Ada bermacam alasan untuk belum lengkapnya layanan di LTSA. Yang umum ditemui adalah alasan kendala sumber daya, baik dari segi anggaran, maupun SDM. Tercatat dalam kasus Karawang, ketika dipertanyakan mengapa belum Disdukcatpil belum hadir, jawaban yang diberikan adalah karena yang ditugaskan harus PNS, dan mereka belum dapat mengadakan SDM tersebut. Pada kasus LTSA yang lain, seperti misalnya di Lombok Timur, yang banyak dikerahkan sebagai perangkat LTSA adalah pegawai honorer, yang kemungkinan berdampak juga pada performa layanan kepada (calon) PMI.

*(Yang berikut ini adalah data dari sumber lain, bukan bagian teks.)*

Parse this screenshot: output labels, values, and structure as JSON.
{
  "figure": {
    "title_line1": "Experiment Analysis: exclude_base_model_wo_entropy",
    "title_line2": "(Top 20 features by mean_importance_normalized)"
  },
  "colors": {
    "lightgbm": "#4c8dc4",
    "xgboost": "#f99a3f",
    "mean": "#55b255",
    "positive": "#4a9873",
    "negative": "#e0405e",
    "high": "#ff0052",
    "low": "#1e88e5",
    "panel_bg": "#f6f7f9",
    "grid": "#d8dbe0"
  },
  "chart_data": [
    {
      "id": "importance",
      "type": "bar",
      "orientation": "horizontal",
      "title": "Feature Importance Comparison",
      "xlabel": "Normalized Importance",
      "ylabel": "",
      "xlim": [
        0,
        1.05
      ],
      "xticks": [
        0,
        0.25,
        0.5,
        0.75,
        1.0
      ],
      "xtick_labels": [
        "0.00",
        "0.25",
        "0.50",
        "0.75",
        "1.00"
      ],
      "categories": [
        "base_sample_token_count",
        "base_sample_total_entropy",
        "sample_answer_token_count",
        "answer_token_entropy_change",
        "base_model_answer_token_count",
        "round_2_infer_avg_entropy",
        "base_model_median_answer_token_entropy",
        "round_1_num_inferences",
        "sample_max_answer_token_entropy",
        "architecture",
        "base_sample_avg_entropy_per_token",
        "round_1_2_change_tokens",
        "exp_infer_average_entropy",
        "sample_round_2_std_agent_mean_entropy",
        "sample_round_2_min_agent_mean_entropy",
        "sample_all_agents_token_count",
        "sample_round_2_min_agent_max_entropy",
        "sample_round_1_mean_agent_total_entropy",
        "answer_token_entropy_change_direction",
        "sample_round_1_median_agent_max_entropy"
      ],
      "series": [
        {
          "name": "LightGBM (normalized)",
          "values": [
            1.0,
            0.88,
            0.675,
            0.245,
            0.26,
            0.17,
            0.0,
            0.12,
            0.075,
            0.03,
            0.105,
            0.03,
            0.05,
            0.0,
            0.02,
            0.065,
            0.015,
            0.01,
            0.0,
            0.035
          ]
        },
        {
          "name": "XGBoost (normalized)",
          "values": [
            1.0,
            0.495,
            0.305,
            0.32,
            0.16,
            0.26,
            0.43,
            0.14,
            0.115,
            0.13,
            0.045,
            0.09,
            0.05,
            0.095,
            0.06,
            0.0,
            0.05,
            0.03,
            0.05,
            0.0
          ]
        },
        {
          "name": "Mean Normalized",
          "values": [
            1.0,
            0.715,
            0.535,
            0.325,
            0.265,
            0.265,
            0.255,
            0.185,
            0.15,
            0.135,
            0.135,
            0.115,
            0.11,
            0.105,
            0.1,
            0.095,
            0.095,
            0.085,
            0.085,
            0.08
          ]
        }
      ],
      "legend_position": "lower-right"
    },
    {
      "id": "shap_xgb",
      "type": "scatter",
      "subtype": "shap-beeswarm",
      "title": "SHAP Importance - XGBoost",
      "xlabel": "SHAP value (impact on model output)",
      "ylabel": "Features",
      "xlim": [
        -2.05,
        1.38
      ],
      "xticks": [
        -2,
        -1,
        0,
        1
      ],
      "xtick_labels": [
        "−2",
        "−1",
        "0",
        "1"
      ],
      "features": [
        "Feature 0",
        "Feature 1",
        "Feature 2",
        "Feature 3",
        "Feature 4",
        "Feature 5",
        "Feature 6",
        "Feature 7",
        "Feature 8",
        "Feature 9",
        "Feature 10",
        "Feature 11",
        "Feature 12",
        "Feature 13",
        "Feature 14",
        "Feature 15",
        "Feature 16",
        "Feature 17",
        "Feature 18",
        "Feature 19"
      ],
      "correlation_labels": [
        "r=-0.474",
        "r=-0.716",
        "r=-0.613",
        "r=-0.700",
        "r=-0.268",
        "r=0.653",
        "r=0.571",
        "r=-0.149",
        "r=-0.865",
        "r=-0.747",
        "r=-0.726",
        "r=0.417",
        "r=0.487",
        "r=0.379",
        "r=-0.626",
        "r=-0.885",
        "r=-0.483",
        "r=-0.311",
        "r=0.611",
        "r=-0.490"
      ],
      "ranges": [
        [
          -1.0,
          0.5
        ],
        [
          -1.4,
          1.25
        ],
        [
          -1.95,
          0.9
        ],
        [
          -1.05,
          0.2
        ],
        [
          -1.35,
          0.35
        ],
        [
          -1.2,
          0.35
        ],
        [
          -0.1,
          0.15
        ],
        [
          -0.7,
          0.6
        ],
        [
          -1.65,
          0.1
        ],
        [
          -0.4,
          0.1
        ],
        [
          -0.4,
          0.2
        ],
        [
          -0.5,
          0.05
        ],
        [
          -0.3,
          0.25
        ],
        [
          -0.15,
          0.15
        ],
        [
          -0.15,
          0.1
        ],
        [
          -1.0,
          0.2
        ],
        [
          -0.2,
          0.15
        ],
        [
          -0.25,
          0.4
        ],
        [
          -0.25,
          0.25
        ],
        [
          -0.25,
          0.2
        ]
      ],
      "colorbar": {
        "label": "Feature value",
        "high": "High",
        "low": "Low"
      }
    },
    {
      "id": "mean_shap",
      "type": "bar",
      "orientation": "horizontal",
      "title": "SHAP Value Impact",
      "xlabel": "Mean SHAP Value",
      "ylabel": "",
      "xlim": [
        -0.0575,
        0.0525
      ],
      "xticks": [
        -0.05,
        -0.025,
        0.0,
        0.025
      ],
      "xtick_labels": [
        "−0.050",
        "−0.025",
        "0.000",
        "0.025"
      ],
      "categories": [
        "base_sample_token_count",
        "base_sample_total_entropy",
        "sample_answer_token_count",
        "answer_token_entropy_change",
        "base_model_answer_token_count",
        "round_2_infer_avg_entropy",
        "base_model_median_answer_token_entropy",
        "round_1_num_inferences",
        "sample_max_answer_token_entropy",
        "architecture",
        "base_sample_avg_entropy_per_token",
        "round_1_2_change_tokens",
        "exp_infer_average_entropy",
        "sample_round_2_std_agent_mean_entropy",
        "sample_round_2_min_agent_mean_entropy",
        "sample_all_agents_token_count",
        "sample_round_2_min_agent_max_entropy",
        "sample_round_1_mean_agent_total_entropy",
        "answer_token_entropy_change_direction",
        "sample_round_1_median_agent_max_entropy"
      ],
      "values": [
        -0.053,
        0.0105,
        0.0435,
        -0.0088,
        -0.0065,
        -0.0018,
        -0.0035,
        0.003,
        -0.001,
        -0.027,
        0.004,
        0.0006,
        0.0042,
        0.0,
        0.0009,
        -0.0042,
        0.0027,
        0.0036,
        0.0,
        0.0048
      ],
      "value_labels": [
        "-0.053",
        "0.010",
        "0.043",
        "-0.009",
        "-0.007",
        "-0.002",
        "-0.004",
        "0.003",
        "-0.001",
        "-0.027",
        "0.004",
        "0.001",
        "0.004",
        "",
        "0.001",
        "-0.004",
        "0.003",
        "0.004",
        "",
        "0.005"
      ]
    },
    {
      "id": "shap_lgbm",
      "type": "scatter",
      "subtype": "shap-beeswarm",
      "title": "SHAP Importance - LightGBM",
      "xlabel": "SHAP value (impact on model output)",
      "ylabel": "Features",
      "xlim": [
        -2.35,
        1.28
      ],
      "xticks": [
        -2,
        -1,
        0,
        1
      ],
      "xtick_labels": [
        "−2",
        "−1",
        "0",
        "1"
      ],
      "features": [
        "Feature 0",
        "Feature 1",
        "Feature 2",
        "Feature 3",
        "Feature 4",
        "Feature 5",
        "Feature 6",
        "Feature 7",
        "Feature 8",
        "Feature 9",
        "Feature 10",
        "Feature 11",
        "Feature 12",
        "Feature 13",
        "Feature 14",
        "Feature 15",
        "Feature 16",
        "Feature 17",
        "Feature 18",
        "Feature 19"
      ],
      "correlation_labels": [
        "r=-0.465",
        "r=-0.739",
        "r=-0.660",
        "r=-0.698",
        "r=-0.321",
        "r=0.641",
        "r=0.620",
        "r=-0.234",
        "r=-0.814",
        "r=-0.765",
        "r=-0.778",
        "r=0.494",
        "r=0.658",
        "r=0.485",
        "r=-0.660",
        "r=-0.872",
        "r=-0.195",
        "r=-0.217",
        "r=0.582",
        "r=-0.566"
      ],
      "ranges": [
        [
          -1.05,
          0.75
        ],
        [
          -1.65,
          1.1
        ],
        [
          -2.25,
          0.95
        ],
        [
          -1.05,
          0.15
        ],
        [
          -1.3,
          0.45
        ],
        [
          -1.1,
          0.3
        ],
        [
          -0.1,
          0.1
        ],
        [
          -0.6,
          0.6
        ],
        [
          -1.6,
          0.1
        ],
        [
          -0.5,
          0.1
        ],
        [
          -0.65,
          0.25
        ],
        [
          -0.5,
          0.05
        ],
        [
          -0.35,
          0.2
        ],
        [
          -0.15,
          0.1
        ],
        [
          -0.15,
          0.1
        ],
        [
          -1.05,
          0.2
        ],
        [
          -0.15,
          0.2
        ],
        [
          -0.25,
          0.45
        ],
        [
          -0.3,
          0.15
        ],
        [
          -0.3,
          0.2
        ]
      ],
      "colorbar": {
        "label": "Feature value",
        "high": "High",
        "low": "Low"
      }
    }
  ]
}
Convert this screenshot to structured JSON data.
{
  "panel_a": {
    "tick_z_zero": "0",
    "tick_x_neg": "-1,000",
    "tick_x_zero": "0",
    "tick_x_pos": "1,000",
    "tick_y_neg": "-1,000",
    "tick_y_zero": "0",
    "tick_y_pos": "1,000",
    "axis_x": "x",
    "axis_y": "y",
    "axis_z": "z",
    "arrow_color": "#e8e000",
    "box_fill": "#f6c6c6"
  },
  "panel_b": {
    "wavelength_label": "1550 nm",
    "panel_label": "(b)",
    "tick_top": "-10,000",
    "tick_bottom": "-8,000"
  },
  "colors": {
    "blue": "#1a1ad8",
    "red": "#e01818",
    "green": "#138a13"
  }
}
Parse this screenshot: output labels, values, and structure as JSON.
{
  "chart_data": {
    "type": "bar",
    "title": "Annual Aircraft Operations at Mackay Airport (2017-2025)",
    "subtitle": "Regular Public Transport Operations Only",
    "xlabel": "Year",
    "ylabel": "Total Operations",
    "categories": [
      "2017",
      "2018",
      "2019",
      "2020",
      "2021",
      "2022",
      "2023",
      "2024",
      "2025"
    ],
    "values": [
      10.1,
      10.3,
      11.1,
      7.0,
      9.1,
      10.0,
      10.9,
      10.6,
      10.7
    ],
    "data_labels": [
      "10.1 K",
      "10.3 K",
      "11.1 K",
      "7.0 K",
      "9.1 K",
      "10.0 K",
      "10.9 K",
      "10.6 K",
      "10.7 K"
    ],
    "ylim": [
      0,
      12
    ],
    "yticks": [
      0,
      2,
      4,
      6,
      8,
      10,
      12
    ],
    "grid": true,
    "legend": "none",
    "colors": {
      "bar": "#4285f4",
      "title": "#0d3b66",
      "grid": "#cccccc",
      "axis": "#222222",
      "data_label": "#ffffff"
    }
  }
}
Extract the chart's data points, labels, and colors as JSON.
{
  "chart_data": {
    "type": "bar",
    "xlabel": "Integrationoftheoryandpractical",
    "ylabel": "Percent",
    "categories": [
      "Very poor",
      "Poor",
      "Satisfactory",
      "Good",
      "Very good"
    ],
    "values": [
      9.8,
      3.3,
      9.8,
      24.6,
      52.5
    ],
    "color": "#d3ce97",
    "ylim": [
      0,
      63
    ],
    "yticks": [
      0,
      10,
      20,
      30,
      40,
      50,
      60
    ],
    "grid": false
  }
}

Belum lengkapnya layanan di LTSA tentu berdampak pada pengurusan dokumen yang ke sana kemari dan berimplikasi dan pemborosan waktu dan bertambahnya biaya yang dikeluarkan oleh (calon) PMI. Pada kasus Banyuwangi misalnya, untuk pengurusan SKCK masih diarahkan ke Kantor Polres Banyuwangi yang lokasinya 20 menit dari gedung MPP, pengurusan paspor harus dilakukan di Kantor ULP Imigrasi Jember kelas II di Desa Ketapang, Kecamatan Kalipuro yang lokasinya 30 menit dari MPP. Yang lebih parah, pelaksanaan PAP tidak dapat dilakukan di MPP Banyuwangi, dan harus bertempat di Surabaya.

Dalam praktik yang saat ini berjalan, layanan terpadu yang disediakan untuk pekerja migran juga masih banyak mengambil format satu pintu, yang mengikuti logika yang berbeda dengan integrasi layanan di bawah satu atap.